Customer Relationship/Tracking System: Given the exponential growth in the development of Ex-Im Bank's small business customer database, the current customer tracking system, ACT, is no longer capable of handling the volume or the additional functionality needed to support the business and business development processes within Ex-Im Bank, especially the Insurance Division's future automated system.

Insurance Automation Project: The development and implementation of a fully automated, business re-engineered and web-enabled insurance system was begun the latter part of FY 2001 and will continue through FY 2003. This system will support the program that provides Ex-Im Bank's most extensive support to the US small business community. Accordingly, it is viewed as a major investment in Ex-Im Bank's ability to meet the financing needs of a growing small business exporting community in terms of access, distribution, and enhanced customer service, providing essential productivity gains and cost savings over time, and providing Ex- Im Bank with the ability to effectively manage and monitor worldwide exposure and associated risks on a real-time basis.

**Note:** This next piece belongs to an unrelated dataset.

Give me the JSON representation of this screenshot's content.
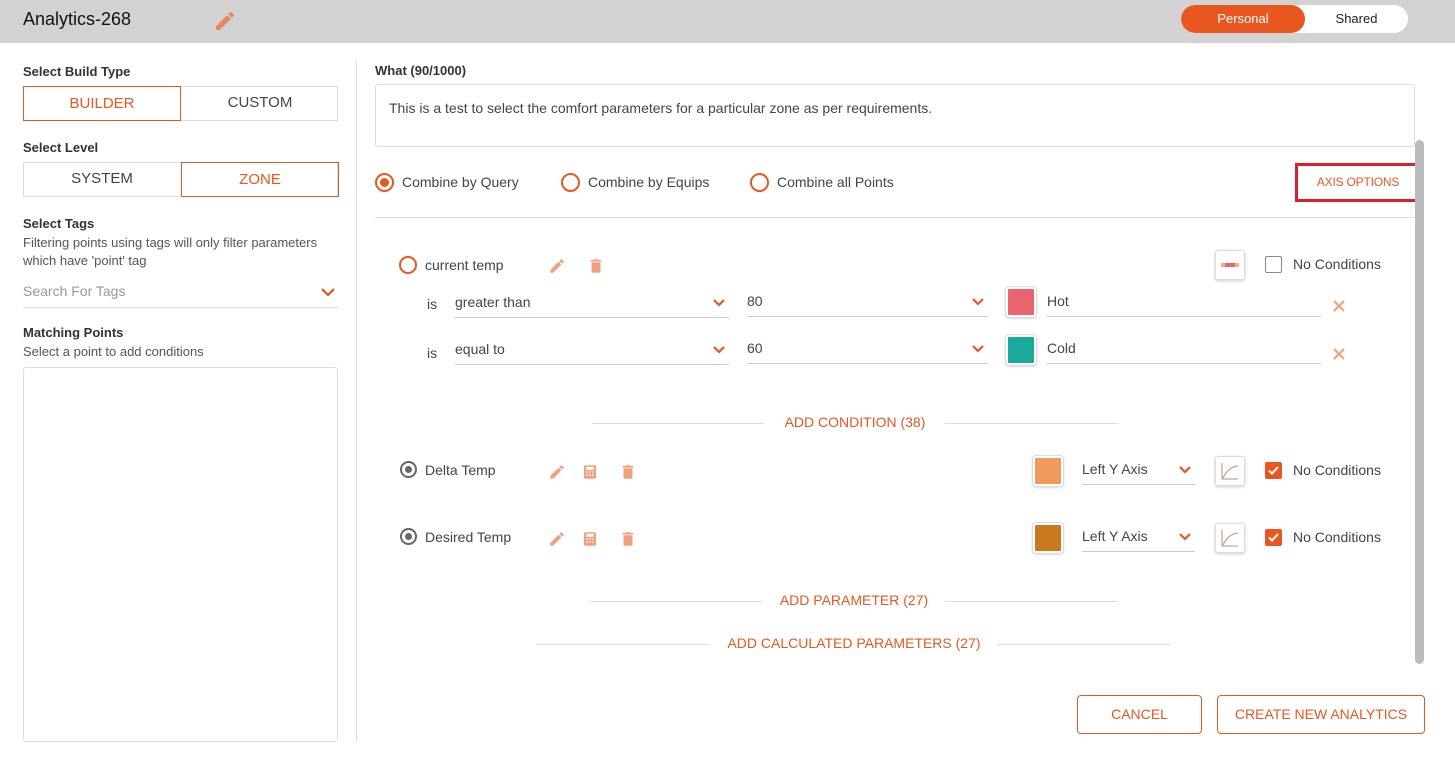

Modernization of computer systems, such as the insurance system, can both exponentially leverage staff resources and provide for greater efficiencies in the way we serve our customers, especially small businesses, while maximizing value to the taxpayer through real-time risk management capabilities. For example, to make basic, routine credit decisions staff must currently use five different computer systems, manually entering information in each system, taking up to two hours to compile the necessary information. The system can be modernized to allow for on-line submission of information, thereby eliminating redundant manual data entry. In addition, the system could also be modernized so that staff simply hit a button to access a reporting capability to receive necessary information, saving valuable time rather than having to access multiple systems to acquire and assemble needed information. With these changes, Ex- Im Bank staff can be working with small business exporters that need specialized assistance, participate in outreach efforts, and manage and monitor portfolio risk rather than manually doing work that can be automated. On the customer end, Ex-Im Bank is working to develop on-line application submissions capability. As ease of use improves for the applicant, it is imperative for Ex-Im Bank to be in a position to effectively meet an increased demand for service by adapting more efficient transaction processing with automated support.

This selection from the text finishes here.